Z-code multilingual model representation diagram

Project Z-Code

Project Z-Code is a component of Microsoft’s larger XYZ-code initiative to combine AI models for text, vision, audio, and language. Z-code supports the creation of AI systems that can speak, see, hear, and understand. This effort is a part of Azure AI (opens in new tab) and Project Turing (opens in new tab), focusing on building multilingual, large-scale language models that support various production teams to evolve Microsoft products with the adoption of deep learning pre-trained models.

XYZ-Code combines three attributes of human cognition: monolingual text (X), audio or visual sensory signals (Y), and multilingual (Z) to create a joint representation enabling more powerful AI applications that can speak, hear, see, and understand humans better. We believe XYZ-code will enable us to fulfill our long-term vision: cross-domain transfer learning, spanning modalities and languages. The goal is to have pretrained models that can jointly learn representations to support a broad range of downstream AI tasks, much in the way humans do today. This can combine representation across languages and across modalities to drive cognitive services.

Venn diagram: XYZ-code for delivering a leap in AI capabilities. We can derive more powerful representations by intersecting X, Y, and Z. — XYZ-Code

Z-Code, as a part of Project Turing (opens in new tab), realizing Micrsoft AI at Scale (opens in new tab) vision to empower Microsoft’s products and customers with large-scale multilingual pre-trained models to support a variety of applications. The project is focusing on various areas of the technology stack to scale AI models. We work on scaling up training infrastructure and frameworks such that we can enable training models with 100s billions of parameters on trillions of training examples in the most efficient and scalable setup. We work on fundamental modeling improvements that can enable cross-lingual and cross-domain transfer learning for hundreds of languages and various downstream tasks. Furthermore, we work on efficient runtime frameworks that enable cost efficient deployment of such large-scale models to serve various production scenarios in a more sustainable manner.
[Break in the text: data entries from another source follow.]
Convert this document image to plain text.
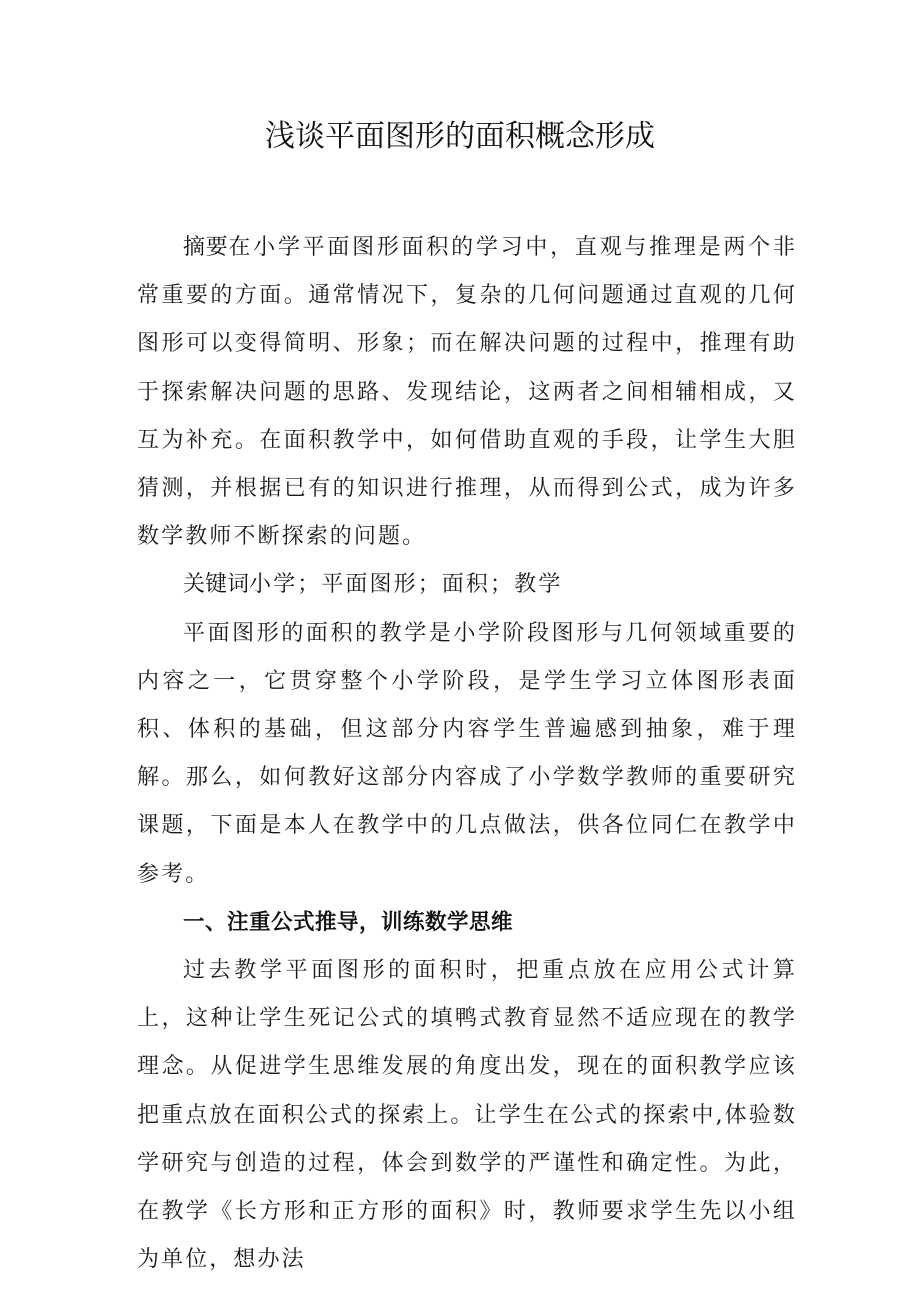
浅谈平面图形的面积概念形成

摘要在小学平面图形面积的学习中，直观与推理是两个非常重要的方面。通常情况下，复杂的几何问题通过直观的几何图形可以变得简明、形象；而在解决问题的过程中，推理有助于探索解决问题的思路、发现结论，这两者之间相辅相成，又互为补充。在面积教学中，如何借助直观的手段，让学生大胆猜测，并根据已有的知识进行推理，从而得到公式，成为许多数学教师不断探索的问题。

关键词小学；平面图形；面积；教学

平面图形的面积的教学是小学阶段图形与几何领域重要的内容之一，它贯穿整个小学阶段，是学生学习立体图形表面积、体积的基础，但这部分内容学生普遍感到抽象，难于理解。那么，如何教好这部分内容成了小学数学教师的重要研究课题，下面是本人在教学中的几点做法，供各位同仁在教学中参考。

一、注重公式推导，训练数学思维

过去教学平面图形的面积时，把重点放在应用公式计算上，这种让学生死记公式的填鸭式教育显然不适应现在的教学理念。从促进学生思维发展的角度出发，现在的面积教学应该把重点放在面积公式的探索上。让学生在公式的探索中,体验数学研究与创造的过程，体会到数学的严谨性和确定性。为此，在教学《长方形和正方形的面积》时，教师要求学生先以小组为单位，想办法
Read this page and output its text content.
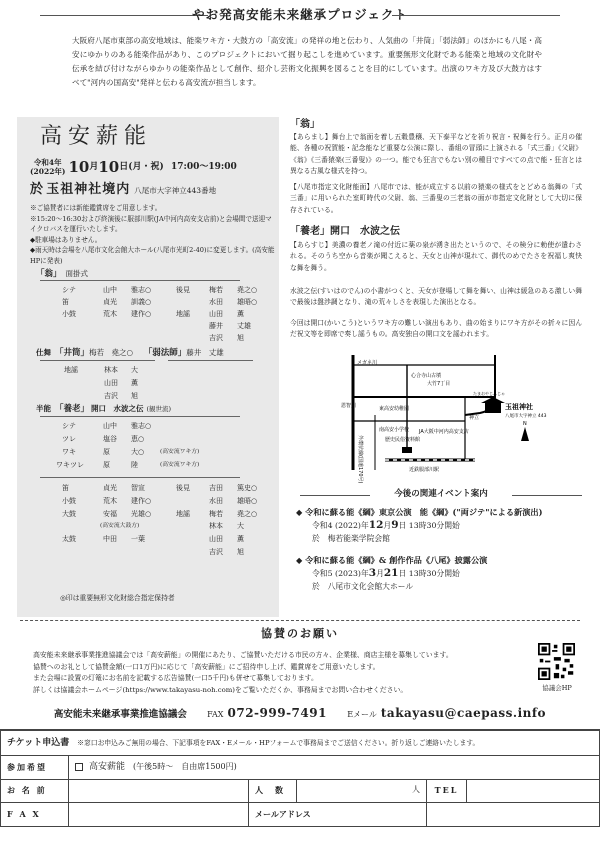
やお発高安能未来継承プロジェクト
大阪府八尾市東部の高安地域は、能楽ワキ方・大鼓方の「高安流」の発祥の地と伝わり、人気曲の「井筒」「弱法師」のほかにも八尾・高安にゆかりのある能楽作品があり、このプロジェクトにおいて掘り起こしを進めています。重要無形文化財である能楽と地域の文化財や伝承を結び付けながらゆかりの能楽作品として創作、紹介し芸術文化振興を図ることを目的にしています。出演のワキ方及び大鼓方はすべて"河内の国高安"発祥と伝わる高安流が担当します。
高安薪能
令和4年
(2022年) 10月10日(月・祝) 17:00～19:00
於 玉祖神社境内 八尾市大字神立443番地
※ご協賛者には新能鑑賞席をご用意します。
※15:20～16:30および終演後に服部川駅(JA中河内高安支店前)と会場間で送迎マイクロバスを運行いたします。
◆駐車場はありません。
◆雨天時は会場を八尾市文化会館大ホール(八尾市光町2-40)に変更します。(高安能HPに発表)
「翁」 面掛式
シテ	山中 雅志○	後見	梅若 堯之○
笛	貞光 訓義○	水田 雄晤○
小鼓	荒木 建作○	地謡	山田 薫
藤井 丈雄
吉沢 旭
仕舞 「井筒」梅若　堯之○ 「弱法師」藤井　丈雄
地謡	林本 大
山田 薫
吉沢 旭
半能 「養老」 開口　水波之伝 (観世流)
シテ	山中 雅志○
ツレ	塩谷 恵○
ワキ	原	大○	(高安流ワキ方)
ワキツレ	原	陸	(高安流ワキ方)
笛	貞光 智宣	後見	吉田 篤史○
小鼓	荒木 建作○	水田 雄晤○
大鼓	安福 光雄○	地謡	梅若 堯之○
(高安流大鼓方)	林本 大
太鼓	中田 一葉	山田 薫
吉沢 旭
◎印は重要無形文化財総合指定保持者
「翁」
【あらまし】舞台上で翁面を着し五穀豊穣、天下泰平などを祈り祝言・祝舞を行う。正月の催能、各種の祝賀能・記念能など重要な公演に際し、番組の冒頭に上演される「式三番」《父尉》《翁》《三番猿楽(三番叟)》の一つ。能でも狂言でもない別の種目ですべての点で能・狂言とは異なる古風な様式を持つ。
【八尾市指定文化財能面】八尾市では、能が成立する以前の猿楽の様式をとどめる翁舞の「式三番」に用いられた室町時代の父尉、翁、三番叟の三老翁の面が市指定文化財として大切に保存されている。
「養老」開口　水波之伝
【あらすじ】美濃の養老ノ滝の付近に薬の泉が湧き出たというので、その検分に勅使が遣わされる。そのうち空から音楽が聞こえると、天女と山神が現れて、御代のめでたさを祝福し爽快な舞を舞う。
水波之伝(すいはのでん)の小書がつくと、天女が登場して舞を舞い、山神は緩急のある激しい舞で最後は盤渉調となり、滝の荒々しさを表現した演出となる。
今回は開口(かいこう)というワキ方の難しい演出もあり、曲の始まりにワキ方がその折々に因んだ祝文等を即席で奏し謡うもの。高安独自の開口文を謡われます。
メガネ川
心合寺山古墳
大竹7丁目
外環状線(国道170号)
東高安幼稚園
南高安小学校
恩智川
歴史民俗資料館
JA大阪中河内高安支店
神立
N
近鉄服部川駅
たまおやじんじゃ
玉祖神社
八尾市大字神立 443
今後の関連イベント案内
◆ 令和に蘇る能《綱》東京公演　能《綱》("両ジテ"による新演出)
令和4 (2022)年12月9日 13時30分開始
於　梅若能楽学院会館
◆ 令和に蘇る能《綱》& 創作作品《八尾》披露公演
令和5 (2023)年3月21日 13時30分開始
於　八尾市文化会館大ホール
協賛のお願い
高安能未来継承事業推進協議会では「高安薪能」の開催にあたり、ご協賛いただける市民の方々、企業様、商店主様を募集しています。
協賛へのお礼として協賛金額(一口1万円)に応じて「高安薪能」にご招待申し上げ、鑑賞席をご用意いたします。
また会場に設置の灯篭にお名前を記載する広告協賛(一口5千円)も併せて募集しております。
詳しくは協議会ホームページ(https://www.takayasu-noh.com)をご覧いただくか、事務局までお問い合わせください。	協議会HP
高安能未来継承事業推進協議会	FAX 072-999-7491	Eメール takayasu@caepass.info
チケット申込書 ※窓口お申込みご無用の場合、下記事項をFAX・Eメール・HPフォームで事務局までご送信ください。折り返しご連絡いたします。					
参加希望	高安薪能 (午後5時～　自由席1500円)				
お 名 前		人　数	人	TEL	
F A X		メールアドレス			
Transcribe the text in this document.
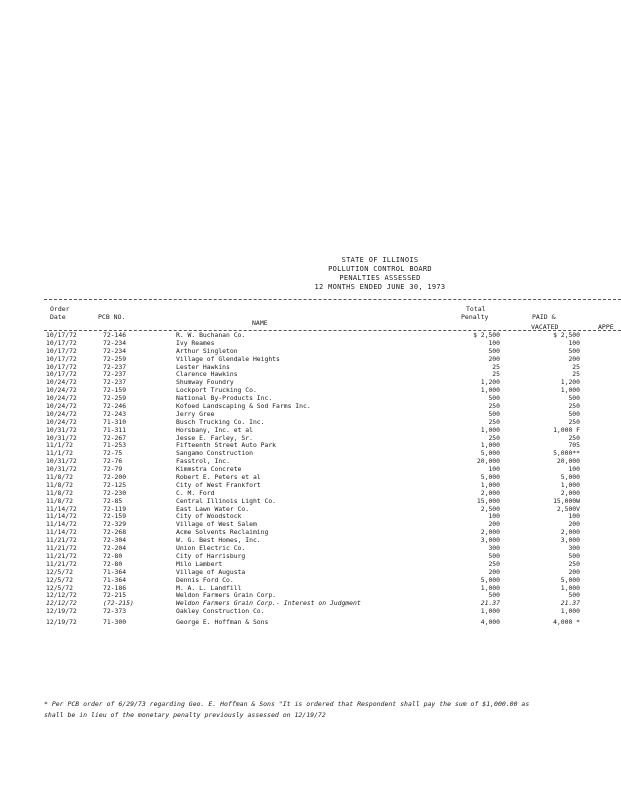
STATE OF ILLINOIS
POLLUTION CONTROL BOARD
PENALTIES ASSESSED
12 MONTHS ENDED JUNE 30, 1973
Order
Date	PCB NO.
NAME
Total
Penalty	PAID &
VACATED	APPE
10/17/72	72-146	R. W. Buchanan Co.	$ 2,500	$ 2,500
10/17/72	72-234	Ivy Reames	100	100
10/17/72	72-234	Arthur Singleton	500	500
10/17/72	72-259	Village of Glendale Heights	200	200
10/17/72	72-237	Lester Hawkins	25	25
10/17/72	72-237	Clarence Hawkins	25	25
10/24/72	72-237	Shumway Foundry	1,200	1,200
10/24/72	72-159	Lockport Trucking Co.	1,000	1,000
10/24/72	72-259	National By-Products Inc.	500	500
10/24/72	72-246	Kofoed Landscaping & Sod Farms Inc.	250	250
10/24/72	72-243	Jerry Gree	500	500
10/24/72	71-310	Busch Trucking Co. Inc.	250	250
10/31/72	71-311	Horsbany, Inc. et al	1,000	1,000 F
10/31/72	72-267	Jesse E. Farley, Sr.	250	250
11/1/72	71-253	Fifteenth Street Auto Park	1,000	705
11/1/72	72-75	Sangamo Construction	5,000	5,000**
10/31/72	72-76	Fasstrol, Inc.	20,000	20,000
10/31/72	72-79	Kimmstra Concrete	100	100
11/8/72	72-200	Robert E. Peters et al	5,000	5,000
11/8/72	72-125	City of West Frankfort	1,000	1,000
11/8/72	72-230	C. M. Ford	2,000	2,000
11/8/72	72-85	Central Illinois Light Co.	15,000	15,000W
11/14/72	72-119	East Lawn Water Co.	2,500	2,500V
11/14/72	72-159	City of Woodstock	100	100
11/14/72	72-329	Village of West Salem	200	200
11/14/72	72-268	Acme Solvents Reclaiming	2,000	2,000
11/21/72	72-304	W. G. Best Homes, Inc.	3,000	3,000
11/21/72	72-204	Union Electric Co.	300	300
11/21/72	72-80	City of Harrisburg	500	500
11/21/72	72-80	Milo Lambert	250	250
12/5/72	71-364	Village of Augusta	200	200
12/5/72	71-364	Dennis Ford Co.	5,000	5,000
12/5/72	72-186	M. A. L. Landfill	1,000	1,000
12/12/72	72-215	Weldon Farmers Grain Corp.	500	500
12/12/72	(72-215)	Weldon Farmers Grain Corp.- Interest on Judgment	21.37	21.37
12/19/72	72-373	Oakley Construction Co.	1,000	1,000
12/19/72	71-300	George E. Hoffman & Sons	4,000	4,000 *
* Per PCB order of 6/29/73 regarding Geo. E. Hoffman & Sons "It is ordered that Respondent shall pay the sum of $1,000.00 as
shall be in lieu of the monetary penalty previously assessed on 12/19/72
Microsoft AI at Scale technology stack — Microsoft AI at Scale Technology Stack

Z-Code, as the multilingual representation in XYZ-Code, is a general purpose pre-trained Multilingual, Multi-Task Text-to-Text Transformation model. In Z-code, we train the models on multiple tasks at the same time. Because of transfer learning, and sharing across similar languages, we have dramatically improved quality, reduced costs, and improved efficiency with less data. Now, we can use Z-code to improve translation and general natural language understanding tasks, such as multilingual named entity extraction. Z-code helped us deliver our embedded universal language regardless of what language people are speaking. As we like to say, Z-code is “born to be multilingual.”

The model is trained on multiple tasks and multiple data sources to empower several production scenarios across Microsoft. Z-code takes advantage of shared linguistic elements across multiple languages via transfer learning —which applies knowledge from one task to another related task — to improve quality for machine translation and other language understanding tasks. It also helps extend those capabilities beyond the most common languages across the globe to underrepresented languages that have less available training data. Z-Code has a family of models covering both encoders only models and encoders-decoders generative models. The models empower various production scenarios across Microsoft with multilingual capabilities including Microsoft Translator, Azure Cognitive Services for Languages as well as several products scenarios in Teams, Office, and more.

Diagram of Z-code architecture. Z-code uses transfer learning in two ways. First, the model is trained multilingually across many languages, such that knowledge is transferred between languages. Second, we use multi-task training so that we transfer knowledge between tasks. For example, the machine translation (MT) task can help the natural language understanding task, the masked LM (MLM) task or the denoising autoencoder (DAE) task can help the MT task and so on.